There are always going to be bugs that you encounter when having a niche configuration, and in other devices, that already cost more to buy, you may have to pay for support as well. Your decision if you want a cheaper solution that may require (in your belief) more tinkering, or if you go for the “professional” solution that may cost more money and less time, when you are lucky.
There is little point in complaining about it here…

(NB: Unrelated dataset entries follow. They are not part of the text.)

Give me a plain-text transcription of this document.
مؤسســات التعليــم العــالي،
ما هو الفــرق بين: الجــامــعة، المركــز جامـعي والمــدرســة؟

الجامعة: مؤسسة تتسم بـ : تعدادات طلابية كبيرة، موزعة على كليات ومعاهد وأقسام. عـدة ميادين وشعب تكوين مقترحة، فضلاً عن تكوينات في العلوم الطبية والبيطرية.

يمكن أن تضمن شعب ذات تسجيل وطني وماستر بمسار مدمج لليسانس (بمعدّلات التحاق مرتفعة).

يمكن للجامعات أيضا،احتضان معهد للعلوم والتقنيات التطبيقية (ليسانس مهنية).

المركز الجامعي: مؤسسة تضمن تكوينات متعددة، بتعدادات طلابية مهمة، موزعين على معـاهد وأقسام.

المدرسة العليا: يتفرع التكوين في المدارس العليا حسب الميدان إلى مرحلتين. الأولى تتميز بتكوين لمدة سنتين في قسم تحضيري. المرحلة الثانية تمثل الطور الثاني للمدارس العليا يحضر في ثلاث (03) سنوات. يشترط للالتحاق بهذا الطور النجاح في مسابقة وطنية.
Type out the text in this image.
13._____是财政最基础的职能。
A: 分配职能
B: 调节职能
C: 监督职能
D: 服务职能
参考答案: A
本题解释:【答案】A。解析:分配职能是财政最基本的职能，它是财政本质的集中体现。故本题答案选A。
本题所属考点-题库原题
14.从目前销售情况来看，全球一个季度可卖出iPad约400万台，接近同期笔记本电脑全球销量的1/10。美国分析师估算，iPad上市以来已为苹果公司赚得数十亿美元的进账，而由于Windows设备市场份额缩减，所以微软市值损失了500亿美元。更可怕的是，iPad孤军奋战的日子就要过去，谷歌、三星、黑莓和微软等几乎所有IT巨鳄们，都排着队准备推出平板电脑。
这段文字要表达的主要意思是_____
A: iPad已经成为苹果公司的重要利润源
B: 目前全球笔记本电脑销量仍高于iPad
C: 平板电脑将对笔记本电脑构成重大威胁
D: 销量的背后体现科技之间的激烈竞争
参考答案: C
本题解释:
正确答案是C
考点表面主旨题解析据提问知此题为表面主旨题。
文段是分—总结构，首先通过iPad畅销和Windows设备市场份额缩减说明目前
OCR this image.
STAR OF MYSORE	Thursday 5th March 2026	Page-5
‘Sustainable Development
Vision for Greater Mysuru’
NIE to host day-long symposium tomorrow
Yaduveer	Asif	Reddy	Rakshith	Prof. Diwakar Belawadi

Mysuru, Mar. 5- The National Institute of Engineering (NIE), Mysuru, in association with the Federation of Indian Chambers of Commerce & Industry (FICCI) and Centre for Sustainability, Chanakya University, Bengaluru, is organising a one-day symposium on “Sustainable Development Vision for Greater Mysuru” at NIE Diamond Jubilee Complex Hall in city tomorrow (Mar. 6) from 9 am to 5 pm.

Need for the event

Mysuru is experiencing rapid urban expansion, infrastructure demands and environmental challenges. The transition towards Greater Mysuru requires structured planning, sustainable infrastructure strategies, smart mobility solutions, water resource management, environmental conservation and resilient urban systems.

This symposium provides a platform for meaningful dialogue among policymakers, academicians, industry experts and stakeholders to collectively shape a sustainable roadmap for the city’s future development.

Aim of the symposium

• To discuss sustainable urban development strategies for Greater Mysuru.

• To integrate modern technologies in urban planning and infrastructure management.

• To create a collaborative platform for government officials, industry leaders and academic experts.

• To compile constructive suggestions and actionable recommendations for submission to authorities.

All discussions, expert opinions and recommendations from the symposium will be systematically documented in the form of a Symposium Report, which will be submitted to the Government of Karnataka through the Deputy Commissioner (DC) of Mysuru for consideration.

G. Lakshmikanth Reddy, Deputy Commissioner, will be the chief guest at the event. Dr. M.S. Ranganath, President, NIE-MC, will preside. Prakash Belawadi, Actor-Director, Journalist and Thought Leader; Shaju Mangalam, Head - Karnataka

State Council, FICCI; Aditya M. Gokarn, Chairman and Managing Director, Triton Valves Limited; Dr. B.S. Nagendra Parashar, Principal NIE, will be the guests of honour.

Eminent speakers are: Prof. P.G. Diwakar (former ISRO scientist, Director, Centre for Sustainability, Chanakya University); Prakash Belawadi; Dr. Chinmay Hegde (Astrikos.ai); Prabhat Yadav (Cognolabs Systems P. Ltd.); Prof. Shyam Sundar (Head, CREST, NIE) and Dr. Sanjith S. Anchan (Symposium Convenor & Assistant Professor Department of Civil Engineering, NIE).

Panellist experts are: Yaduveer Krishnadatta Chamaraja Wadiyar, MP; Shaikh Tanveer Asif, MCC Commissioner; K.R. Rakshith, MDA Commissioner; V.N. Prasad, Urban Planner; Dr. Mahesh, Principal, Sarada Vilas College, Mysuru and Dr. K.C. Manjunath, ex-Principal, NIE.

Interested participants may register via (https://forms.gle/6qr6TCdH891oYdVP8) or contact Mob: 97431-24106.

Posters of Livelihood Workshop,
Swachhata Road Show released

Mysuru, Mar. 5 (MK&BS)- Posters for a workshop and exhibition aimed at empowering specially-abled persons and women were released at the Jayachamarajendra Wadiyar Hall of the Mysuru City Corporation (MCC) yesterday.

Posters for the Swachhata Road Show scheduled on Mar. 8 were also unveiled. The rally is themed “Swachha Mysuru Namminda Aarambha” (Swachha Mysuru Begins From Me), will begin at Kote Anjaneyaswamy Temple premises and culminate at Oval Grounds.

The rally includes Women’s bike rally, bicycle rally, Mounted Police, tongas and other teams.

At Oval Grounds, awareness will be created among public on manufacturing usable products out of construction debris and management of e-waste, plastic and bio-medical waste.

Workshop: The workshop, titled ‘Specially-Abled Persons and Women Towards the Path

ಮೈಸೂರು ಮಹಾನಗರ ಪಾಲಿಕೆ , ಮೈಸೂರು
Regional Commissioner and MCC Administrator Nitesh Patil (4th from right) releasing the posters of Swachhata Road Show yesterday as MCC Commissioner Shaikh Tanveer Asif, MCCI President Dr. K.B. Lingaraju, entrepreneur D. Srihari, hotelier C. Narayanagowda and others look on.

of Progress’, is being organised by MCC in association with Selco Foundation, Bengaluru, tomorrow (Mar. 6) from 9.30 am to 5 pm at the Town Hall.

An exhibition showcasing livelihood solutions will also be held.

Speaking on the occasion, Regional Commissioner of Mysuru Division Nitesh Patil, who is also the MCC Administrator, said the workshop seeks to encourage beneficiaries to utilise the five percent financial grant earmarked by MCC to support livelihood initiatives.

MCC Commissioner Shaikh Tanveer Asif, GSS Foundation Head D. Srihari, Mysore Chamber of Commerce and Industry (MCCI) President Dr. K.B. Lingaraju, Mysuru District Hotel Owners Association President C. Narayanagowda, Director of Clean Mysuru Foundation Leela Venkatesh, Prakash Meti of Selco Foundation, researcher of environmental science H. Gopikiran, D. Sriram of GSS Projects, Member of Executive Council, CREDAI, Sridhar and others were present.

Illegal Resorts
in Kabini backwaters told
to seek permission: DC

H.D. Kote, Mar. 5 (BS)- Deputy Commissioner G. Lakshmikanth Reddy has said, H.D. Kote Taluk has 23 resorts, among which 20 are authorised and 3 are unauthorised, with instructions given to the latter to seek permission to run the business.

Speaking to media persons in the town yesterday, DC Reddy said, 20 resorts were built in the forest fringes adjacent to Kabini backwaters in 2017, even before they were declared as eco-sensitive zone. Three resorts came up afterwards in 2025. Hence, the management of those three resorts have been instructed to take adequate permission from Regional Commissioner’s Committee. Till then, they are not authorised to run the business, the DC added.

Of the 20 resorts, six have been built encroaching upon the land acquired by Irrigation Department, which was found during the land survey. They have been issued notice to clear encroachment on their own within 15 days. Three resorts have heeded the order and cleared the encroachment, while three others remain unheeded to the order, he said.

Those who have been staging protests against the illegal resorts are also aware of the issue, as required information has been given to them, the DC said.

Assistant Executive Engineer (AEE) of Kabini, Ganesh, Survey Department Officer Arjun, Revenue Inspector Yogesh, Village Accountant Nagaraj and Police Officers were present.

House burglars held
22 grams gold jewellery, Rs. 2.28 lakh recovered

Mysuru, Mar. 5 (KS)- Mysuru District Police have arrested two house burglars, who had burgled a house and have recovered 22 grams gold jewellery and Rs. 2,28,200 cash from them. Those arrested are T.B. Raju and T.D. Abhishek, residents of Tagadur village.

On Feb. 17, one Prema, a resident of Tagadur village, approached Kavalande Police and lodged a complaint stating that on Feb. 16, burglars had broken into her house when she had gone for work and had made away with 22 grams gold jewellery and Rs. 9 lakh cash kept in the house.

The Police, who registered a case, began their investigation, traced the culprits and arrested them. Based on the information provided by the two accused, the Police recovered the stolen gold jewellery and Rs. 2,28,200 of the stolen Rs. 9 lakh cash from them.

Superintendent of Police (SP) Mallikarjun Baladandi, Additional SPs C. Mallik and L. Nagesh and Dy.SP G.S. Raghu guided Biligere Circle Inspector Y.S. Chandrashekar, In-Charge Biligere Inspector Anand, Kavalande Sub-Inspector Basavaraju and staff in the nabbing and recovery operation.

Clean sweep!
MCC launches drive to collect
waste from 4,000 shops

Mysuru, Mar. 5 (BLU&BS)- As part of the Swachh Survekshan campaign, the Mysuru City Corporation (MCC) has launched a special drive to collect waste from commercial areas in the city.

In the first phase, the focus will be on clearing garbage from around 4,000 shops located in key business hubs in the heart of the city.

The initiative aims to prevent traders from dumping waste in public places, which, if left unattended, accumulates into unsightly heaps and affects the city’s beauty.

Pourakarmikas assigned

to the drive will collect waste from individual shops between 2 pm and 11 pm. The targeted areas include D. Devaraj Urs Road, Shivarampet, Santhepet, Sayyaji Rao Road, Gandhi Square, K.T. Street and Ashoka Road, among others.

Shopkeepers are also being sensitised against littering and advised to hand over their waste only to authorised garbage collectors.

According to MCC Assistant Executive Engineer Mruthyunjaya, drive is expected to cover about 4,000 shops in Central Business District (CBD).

niche configuration? wow. l3-offloading of UDP traffic onto an ASIC…is so…2026. Like….it hasn’t been an industry standard for……15+ years? Bugs are bugs…ya. I remember when Cisco first released the 6148 blades….they wouldn’t forward < 64byte frames. It broke DHCP and dell and hpe kickstart functionality. The only way to resolve was to replace the blades because the ASICs had a physical hardware limitation. Or back when I found a bug in red hat linux where it would send responses out of it’s inactive bonded interface which essentially doubled the traffic coming out of the server(duplicated) and I had to engage red hat to have them write a custom patch to fix their kernel (worked 20 hour days for 14 days straight to fix and patch 10,000+ servers). bugs are bugs….. Excuses…are exactly that. Fix the issues, work the problems, collaborate on the forums. It really gets tiring….of being directly….”attacked” for wanting better our of my equipment. I don’t make the buying decisions. If I did….Mikrotik wouldn’t be on the menu…..period. But here I am…asking for help and being told not to complain……the very definition of asking for “help” is a “complaint something doesn’t work”. I find it fascinating these devices can do so much with as little hardware as they have. I supposed I will keep my complaints off of this forum and just rely on myself like I always have done. Thanks pe1chl for pointing out how pointless this forum really is….and why I will not use it in the future.